We Are Extremely Very Good Recyclers: The Story
Charlie's "small and very funny" little sister Lola has accumulated lots of things, including boxes and broken toys in her room. However, when visiting friends Morton and Marv, she sees their packrat brother Marty's room. Lola never wants her room to look like Marty's, which his mother refers to as "a complete pigsty," so she decides to clean out her bedroom by throwing things out.
Charlie suggests she recycle anything she doesn't need but when he says, "recycle it," she replies, "Bicycle it?" Charlie then explains what recycling means. When her mother gives her a comic book, Look After Your Planet, Lola finds out about a contest. By collecting 100 tin cans, 100 plastic things, and 100 things made out of paper, contestants will win a tree of their own to plant. They can use the tree counter poster to keep track of what they collect to recycle.
Lola is wildly enthusiastic, to the point of unrolling a toilet paper roll to get to the cardboard roll so she can recycle it, until Charlie tells her, "The idea is to use the paper really slowly and not waste it - so we don't have to cut down lots of trees! Then you recycle the rolls."
Finally, deciding she needs more help to get everything collected by the contest deadline, Lola takes the tree counter poster to school and gets all of her classmates involved in recycling. It seems that they will fall short of having enough, when Morton brings in just enough. The class wins a tree and plants it. All's well that ends well is not quite the case when Morton's brother, the packrat Marty, finds out where Morton found the stuff he recycled!
We Are Extremely Very Good Recyclers: The IllustrationsThe quirky mixed media artwork, combining photography, watercolors, and collage results in vibrant and highly entertaining illustrations. The characters, all drawn as a child might, with almost stick figures and large heads exhibit lots of emotion. One of the most effective double-page spreads shows Charlie and Lola standing in a pile of actual bags of trash that extends way above their heads. Charlie looks up at the pile with outstretched arms and warns, "if we throw everything away, then we will all be buried under a [here the words get bigger and bigger] massive, huge pile of garbage." Lola looks worried.
We Are Extremely Very Good Recyclers: Added BenefitsAt the back of the book is a removable Tree Counter poster with leaves your children can cut out and attach to the tree counter every time they collect something to recycle. This is a great way of taking the book's message and applying it to daily life. Throughout the book, including the endpapers, there is information about what kids can do to protect the environment.

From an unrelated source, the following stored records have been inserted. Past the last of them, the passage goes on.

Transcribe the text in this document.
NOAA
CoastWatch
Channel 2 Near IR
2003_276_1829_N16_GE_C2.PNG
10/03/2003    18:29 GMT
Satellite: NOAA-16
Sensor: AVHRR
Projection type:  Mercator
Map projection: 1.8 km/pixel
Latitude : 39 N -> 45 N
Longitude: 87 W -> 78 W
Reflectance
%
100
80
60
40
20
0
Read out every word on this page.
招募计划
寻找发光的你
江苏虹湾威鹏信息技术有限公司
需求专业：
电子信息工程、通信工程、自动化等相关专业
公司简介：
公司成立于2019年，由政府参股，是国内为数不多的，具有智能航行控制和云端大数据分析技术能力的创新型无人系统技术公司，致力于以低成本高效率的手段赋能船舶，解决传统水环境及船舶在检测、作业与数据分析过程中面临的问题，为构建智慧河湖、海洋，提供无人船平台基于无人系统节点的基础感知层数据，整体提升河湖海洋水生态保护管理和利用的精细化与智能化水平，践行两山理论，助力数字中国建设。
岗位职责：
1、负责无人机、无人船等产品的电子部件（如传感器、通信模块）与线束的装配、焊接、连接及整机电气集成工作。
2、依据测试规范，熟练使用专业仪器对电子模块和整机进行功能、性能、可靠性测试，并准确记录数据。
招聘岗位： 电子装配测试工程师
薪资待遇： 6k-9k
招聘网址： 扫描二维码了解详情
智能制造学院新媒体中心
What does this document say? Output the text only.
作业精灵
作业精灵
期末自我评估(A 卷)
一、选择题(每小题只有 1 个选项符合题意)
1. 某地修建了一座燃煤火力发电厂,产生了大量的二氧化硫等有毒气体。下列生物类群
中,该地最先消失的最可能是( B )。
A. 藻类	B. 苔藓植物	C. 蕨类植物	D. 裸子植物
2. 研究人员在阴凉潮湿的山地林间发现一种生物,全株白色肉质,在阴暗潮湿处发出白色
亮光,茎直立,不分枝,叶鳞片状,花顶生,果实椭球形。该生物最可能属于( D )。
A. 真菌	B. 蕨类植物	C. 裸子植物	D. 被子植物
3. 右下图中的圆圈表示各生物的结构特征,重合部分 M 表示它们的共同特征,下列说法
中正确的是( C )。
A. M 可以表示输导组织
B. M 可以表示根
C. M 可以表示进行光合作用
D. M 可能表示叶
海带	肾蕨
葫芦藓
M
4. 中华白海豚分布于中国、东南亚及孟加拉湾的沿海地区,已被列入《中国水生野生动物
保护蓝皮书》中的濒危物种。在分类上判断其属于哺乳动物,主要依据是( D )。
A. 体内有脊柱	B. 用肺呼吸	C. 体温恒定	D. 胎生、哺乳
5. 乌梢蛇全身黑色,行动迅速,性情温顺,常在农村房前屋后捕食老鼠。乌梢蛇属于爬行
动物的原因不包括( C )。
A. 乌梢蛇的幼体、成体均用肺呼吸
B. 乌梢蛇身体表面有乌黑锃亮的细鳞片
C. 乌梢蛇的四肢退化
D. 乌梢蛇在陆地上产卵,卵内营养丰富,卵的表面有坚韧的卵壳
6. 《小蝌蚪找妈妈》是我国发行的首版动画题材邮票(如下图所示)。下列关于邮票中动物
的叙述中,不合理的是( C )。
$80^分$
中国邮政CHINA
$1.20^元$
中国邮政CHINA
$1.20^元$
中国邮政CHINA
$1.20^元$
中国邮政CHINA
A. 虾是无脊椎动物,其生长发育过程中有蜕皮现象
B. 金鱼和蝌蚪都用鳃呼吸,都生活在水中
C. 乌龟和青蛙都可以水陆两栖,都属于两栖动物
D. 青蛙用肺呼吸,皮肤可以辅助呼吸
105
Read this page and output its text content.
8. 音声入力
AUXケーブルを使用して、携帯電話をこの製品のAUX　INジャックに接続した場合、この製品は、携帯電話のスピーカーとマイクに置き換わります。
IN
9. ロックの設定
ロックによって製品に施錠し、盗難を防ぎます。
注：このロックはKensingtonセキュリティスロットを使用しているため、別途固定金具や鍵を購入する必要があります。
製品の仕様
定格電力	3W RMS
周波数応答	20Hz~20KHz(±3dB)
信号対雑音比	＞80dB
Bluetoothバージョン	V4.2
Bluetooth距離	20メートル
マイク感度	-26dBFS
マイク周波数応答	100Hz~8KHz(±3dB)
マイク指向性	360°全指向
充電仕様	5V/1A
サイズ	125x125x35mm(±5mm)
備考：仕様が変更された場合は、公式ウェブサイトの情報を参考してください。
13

We Are Extremely Very Good Recyclers: The Book's Creators
While I am used to writing about children’s books that have been made into movies, this book represents something different. The characters in We Are Extremely Very Good Recyclers, Charlie and Lola, were created by award-winning British author and illustrator Lauren Child, who is also very well-known for her picture books and chapter books featuring the feisty Clarice Bean. Child received the prestigious Kate Greenaway Medal in 2001 for her children's picture book I Will Not Ever Never Eat a Tomato, which features Charlie and Lola. Other books about Charlie and Lola by Lauren Child include I Am Not Sleepy and Will Not Go To Bed and I am Too Absolutely Small for School.
An animated TV series based on Charlie and Lola, with Child involved in the production, has since become very popular. The text of We Are Extremely Very Good Recyclers is based on a script from the show written by Bridget Hurst and the illustrations come from the TV animation produced by Tiger Aspect Productions. However, both the story and the illustrations are very much in line with what readers have come to expect from a Lauren Child book about Charlie and Lola.